Tusk i minister Siekierski zapewniają o zrozumieniu dla rolników
Dziś w Sejmie wiele uwagi poświęcono trudnej sytuacji rolników. Premier Donald Tusk zapewnił, że nie ustaje w wysiłkach, aby zabezpieczyć interesy polskiej wsi.
– Będziemy szukali rozwiązań ochronnych dla polskich rolników, poprzez użycie środków krajowych jak i poprzez dalsze negocjacje z Ukrainą, z instytucjami europejskimi. Tak, aby te negatywne konsekwencje liberalizacji handlu z Ukrainą były mniej dotkliwe, żeby je zniwelować, tak jak się da. I tutaj polscy rolnicy mogą na mnie liczyć. Jesteśmy do dyspozycji – zapewnił premier.
Minister rolnictwa Czesław Siekierski zapewniał dziś w Sejmie, że rozumie rolników i przyznaje im rację.
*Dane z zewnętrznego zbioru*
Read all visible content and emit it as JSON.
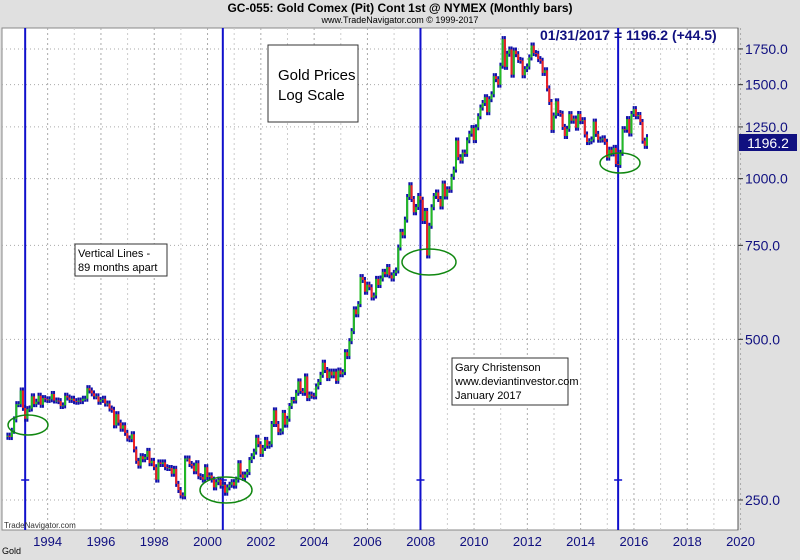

– Komisja Europejska posunęła się za daleko jeżeli chodzi o wymogi związane z Zielonym Ładem. Obecnie protestujący rolnicy słusznie wyrażają sprzeciw wobec sytuacji, w jakiej znalazło się rolnictwo w Polsce – mówił w Sejmie Siekierski.
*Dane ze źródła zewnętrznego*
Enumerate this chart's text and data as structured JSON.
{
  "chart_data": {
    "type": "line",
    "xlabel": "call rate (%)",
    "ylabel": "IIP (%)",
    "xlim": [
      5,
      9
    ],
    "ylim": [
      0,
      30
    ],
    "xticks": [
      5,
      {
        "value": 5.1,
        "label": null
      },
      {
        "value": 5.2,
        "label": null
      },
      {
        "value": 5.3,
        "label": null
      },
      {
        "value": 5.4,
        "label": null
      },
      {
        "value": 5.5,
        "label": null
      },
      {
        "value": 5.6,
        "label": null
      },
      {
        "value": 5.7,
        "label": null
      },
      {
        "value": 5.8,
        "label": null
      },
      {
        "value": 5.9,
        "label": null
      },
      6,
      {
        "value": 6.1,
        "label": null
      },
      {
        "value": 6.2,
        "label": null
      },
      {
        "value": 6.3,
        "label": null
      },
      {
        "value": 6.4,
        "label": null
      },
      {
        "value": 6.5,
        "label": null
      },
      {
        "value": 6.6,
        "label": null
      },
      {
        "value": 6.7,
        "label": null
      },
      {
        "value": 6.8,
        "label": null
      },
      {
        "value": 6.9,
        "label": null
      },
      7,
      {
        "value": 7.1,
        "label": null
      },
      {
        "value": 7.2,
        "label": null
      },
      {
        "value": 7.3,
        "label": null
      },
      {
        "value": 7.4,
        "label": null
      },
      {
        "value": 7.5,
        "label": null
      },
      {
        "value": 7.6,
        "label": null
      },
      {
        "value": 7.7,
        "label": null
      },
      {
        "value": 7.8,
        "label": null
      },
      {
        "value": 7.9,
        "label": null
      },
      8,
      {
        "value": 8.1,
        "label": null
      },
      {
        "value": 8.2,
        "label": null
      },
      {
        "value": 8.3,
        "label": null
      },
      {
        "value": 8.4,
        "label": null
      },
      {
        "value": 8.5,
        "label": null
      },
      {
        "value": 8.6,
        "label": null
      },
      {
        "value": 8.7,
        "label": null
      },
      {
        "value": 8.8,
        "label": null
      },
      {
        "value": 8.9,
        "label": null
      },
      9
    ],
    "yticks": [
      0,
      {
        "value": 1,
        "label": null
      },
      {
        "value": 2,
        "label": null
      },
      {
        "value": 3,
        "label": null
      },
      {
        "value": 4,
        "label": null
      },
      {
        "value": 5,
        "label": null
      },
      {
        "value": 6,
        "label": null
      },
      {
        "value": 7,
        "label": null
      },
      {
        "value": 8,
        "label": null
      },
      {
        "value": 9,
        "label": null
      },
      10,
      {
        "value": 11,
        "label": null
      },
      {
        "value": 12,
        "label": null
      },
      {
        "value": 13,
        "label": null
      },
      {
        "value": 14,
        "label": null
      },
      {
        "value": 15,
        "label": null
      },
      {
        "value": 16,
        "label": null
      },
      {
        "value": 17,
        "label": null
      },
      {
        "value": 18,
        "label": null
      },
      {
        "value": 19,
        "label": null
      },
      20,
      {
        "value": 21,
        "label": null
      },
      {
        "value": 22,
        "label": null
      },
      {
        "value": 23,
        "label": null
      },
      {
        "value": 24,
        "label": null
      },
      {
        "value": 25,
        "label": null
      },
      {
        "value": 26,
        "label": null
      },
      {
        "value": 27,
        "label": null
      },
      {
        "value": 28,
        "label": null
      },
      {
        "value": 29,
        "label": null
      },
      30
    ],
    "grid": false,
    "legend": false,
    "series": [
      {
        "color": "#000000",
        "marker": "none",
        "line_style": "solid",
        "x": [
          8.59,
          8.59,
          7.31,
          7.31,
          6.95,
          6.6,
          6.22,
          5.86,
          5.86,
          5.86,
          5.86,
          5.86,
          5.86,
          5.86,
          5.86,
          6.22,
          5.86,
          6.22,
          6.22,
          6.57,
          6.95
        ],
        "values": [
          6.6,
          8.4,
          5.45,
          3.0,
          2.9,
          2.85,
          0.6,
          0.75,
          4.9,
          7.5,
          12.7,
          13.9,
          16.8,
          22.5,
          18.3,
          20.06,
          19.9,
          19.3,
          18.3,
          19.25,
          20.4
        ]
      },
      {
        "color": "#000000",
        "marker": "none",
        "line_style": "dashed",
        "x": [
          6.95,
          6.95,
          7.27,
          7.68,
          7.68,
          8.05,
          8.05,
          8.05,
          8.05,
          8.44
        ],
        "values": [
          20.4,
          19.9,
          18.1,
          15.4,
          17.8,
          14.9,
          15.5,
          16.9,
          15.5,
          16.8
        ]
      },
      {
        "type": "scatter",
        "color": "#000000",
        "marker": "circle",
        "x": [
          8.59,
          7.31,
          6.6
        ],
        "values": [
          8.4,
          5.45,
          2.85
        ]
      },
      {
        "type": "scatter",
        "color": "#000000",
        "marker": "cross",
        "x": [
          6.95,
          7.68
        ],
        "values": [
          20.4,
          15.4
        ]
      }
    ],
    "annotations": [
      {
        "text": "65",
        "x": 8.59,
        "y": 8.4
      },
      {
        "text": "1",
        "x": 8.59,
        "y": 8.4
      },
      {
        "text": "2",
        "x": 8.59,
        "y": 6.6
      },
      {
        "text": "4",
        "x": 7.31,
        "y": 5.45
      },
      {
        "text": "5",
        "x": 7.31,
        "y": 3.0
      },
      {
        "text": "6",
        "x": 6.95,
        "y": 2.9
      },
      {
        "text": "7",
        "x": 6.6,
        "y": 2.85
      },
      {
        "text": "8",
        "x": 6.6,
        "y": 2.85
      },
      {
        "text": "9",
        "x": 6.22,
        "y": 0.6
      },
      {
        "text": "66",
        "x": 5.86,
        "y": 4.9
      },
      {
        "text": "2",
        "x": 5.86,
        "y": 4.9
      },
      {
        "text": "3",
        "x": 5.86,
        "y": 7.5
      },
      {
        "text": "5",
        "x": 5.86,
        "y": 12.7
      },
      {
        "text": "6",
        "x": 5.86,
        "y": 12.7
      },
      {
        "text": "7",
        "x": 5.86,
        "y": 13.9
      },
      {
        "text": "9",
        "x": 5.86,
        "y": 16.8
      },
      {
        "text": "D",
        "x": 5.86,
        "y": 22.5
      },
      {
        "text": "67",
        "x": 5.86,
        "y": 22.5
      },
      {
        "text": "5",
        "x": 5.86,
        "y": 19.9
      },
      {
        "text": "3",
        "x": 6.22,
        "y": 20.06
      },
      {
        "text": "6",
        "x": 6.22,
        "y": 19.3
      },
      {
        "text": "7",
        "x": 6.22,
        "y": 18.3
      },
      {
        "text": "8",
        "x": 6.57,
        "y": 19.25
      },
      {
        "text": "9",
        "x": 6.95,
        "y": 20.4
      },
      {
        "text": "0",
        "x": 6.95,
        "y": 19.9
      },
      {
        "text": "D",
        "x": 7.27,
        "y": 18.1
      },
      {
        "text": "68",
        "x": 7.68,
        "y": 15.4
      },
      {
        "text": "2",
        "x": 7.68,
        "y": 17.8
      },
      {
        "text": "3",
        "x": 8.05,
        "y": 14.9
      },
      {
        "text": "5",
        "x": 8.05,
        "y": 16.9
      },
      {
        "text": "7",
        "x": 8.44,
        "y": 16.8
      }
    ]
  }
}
Zapewnił, że „naszym wspólnym celem jest silne polskie i europejskie rolnictwo, które potrafi obronić się przed nieuczciwą konkurencją” i wobec tego niezbędne jest wzmocnienie pomocy finansowej dla rolników. Wezwał też Komisarza ds. rolnictwa do „przejrzystości w działaniu”. W ocenie ministra konieczne jest odejście od rygorystycznych i kosztownych zasad Zielonego Ładu, w którym rolnicy z całej Europy (bo protesty trwają nie tylko w Polsce) dostrzegają niebezpieczeństwo dla swojej przyszłości. Obawiają się, że nie podołają finansowo wymaganiom nowej polityki unijnej.